28 de out. de 2011

Pré-teste, TRI e vazamento de questões


Post de Mariza Abreu*

No site do MEC hoje (27.10.11), há três matérias tratando da elaboração das questões para o Banco de Itens do Inep/MEC, o pré-teste de questões e a utilização da Teoria da Resposta ao Item, a conhecida TRI, na análise das provas. Ou seja, tentando explicar porque houve pré-teste de itens presentes nos cadernos de provas do Enem, que gerou o vazamento de questões, cancelamento de provas etc.

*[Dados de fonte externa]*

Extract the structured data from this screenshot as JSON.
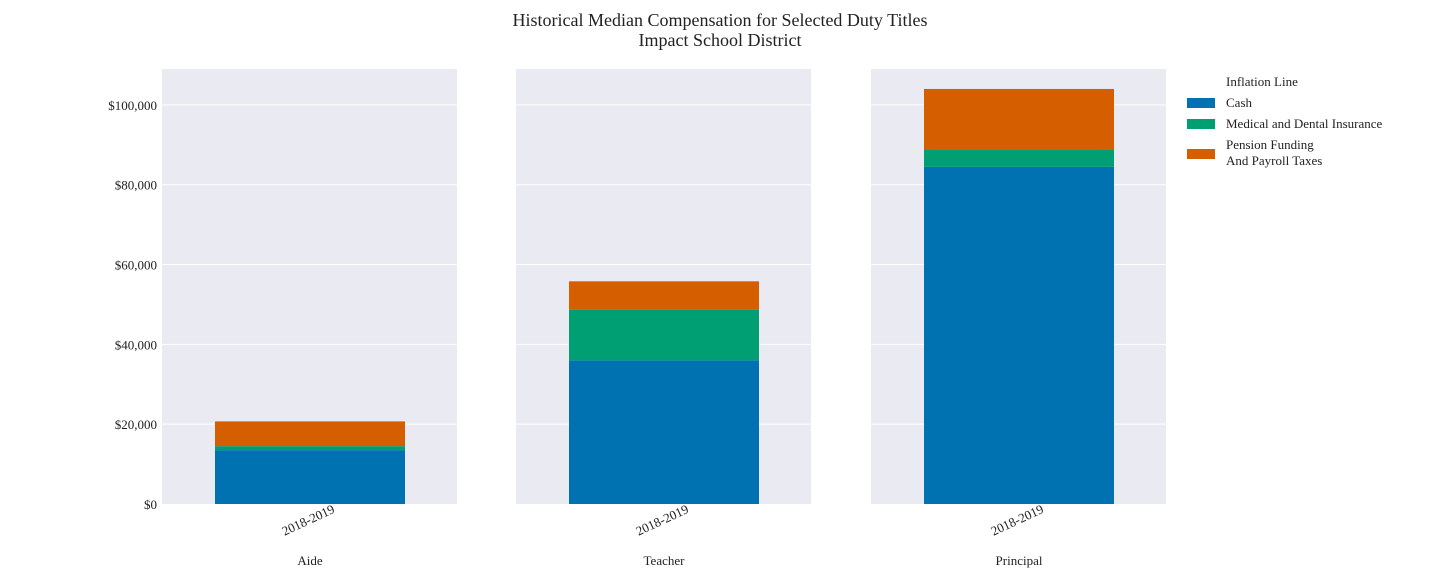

Na avaliação educacional no Brasil, a TRI passou a ser utilizada a partir de 1995 no Saeb – Sistema de Avaliação da Educação Básica, com provas de Língua Portuguesa e Matemática aplicadas numa amostra de escolas públicas e privadas, em turmas de 4ª e 8ª séries de Ensino Fundamental e 3ª série do Ensino Médio.

Essa avaliação é do sistema, e não do aluno. Não há resultado, leia-se, nota, para o aluno, não há consequências individuais para os estudantes. Avalia-se o sistema por meio dos alunos, mas não diretamente os alunos. Dessas avaliações não decorre a aprovação ou reprovação dos estudantes ao final de cada série ou etapa letiva.

Trata-se de avaliar o sistema, ou seja, o nível de aprendizagem dos alunos e dos fatores internos e externos à escola que interferem nessa aprendizagem, por meio de questionários respondidos por alunos, professores, diretores e sobre as condições de funcionamento das escolas preenchidos pelos aplicadores das provas, pessoas de fora da comunidade escolar.

A aplicação da TRI é essencial como metodologia de análise dos itens, que permite a comparabilidade dos resultados de provas aplicadas a grupos de alunos diferentes, mas que constituem populações estatisticamente comparáveis. Entretanto, para que essa comparabilidade de resultados seja cientificamente viável, é necessário que as questões da prova sejam previamente testadas em populações semelhantes às que serão avaliadas, pois, não só é preciso assegurar a qualidade dos itens, mas também é necessário que a cada habilidade cognitiva a ser avaliada correspondam questões de nível fácil, médio e difícil, e essa classificação somente pode decorrer da pré-testagem. Por fim, a comparabilidade entre os resultados das provas aplicadas em anos consecutivos é assegurada pela repetição de determinado número de questões, chamados os itens-âncora, razão pela qual a prova de um ano não pode ser totalmente divulgada, pois algumas questões devem ficar guardadas para serem utilizadas na prova do próximo ano.

Portanto, é perfeitamente compreensível a utilização da TRI em avaliações de sistema, e não de aluno, como o Saeb, a Prova Brasil e avaliações estaduais, como o Saers.

Entretanto, outro tipo de avaliação, com sentido inverso, são as que avaliam o aluno, com nota e conseqüências individuais, e só indiretamente avaliam o sistema. Nesse caso, enquadram-se o ENCCEJA que certifica os indivíduos no nível dos Ensinos Fundamental e Médio, o ENEM, os vestibulares, assim como os concursos públicos.

Como entender uma avaliação com nota individual e uma conseqüência individual do porte de um vestibular, ou seja, acesso a uma vaga num curso de graduação de uma universidade federal com questões pré-testadas? Dá pra imaginar o vestibular da UFRGS com questões pré-testadas em algum colégio de Ensino Médio do Rio Grande do Sul no ano anterior ao da sua aplicação?

Além disso, como explicado em entrevista reproduzida neste blog (Resultados do Enem não são amostra estatística, afirma Ruben Klein), apesar da aplicação da TRI, os resultados do Enem não podem ser comparados de um ano para outro porque os alunos que fazem a prova não são uma amostra estatística da totalidade dos concluintes do Ensino Médio no país, na medida em que a inscrição para a prestação desse Exame é individual e voluntária.

Enfim, considerando a pré-teste de itens do Enem e seu caráter de vestibular unificado, não era de esperar que esse problema de vazamento de itens viesse a ocorrer? Não têm razão os estudantes quando, com fundamento nos problemas verificados nas três edições do novo Enem, iniciam mobilização no país reivindicando a volta da antiga finalidade do Enem, para a qual foi instituído pelo governo do PSDB, e a volta dos vestibulares de cada instituição de educação superior? Não estarão certos os estudantes brasileiros?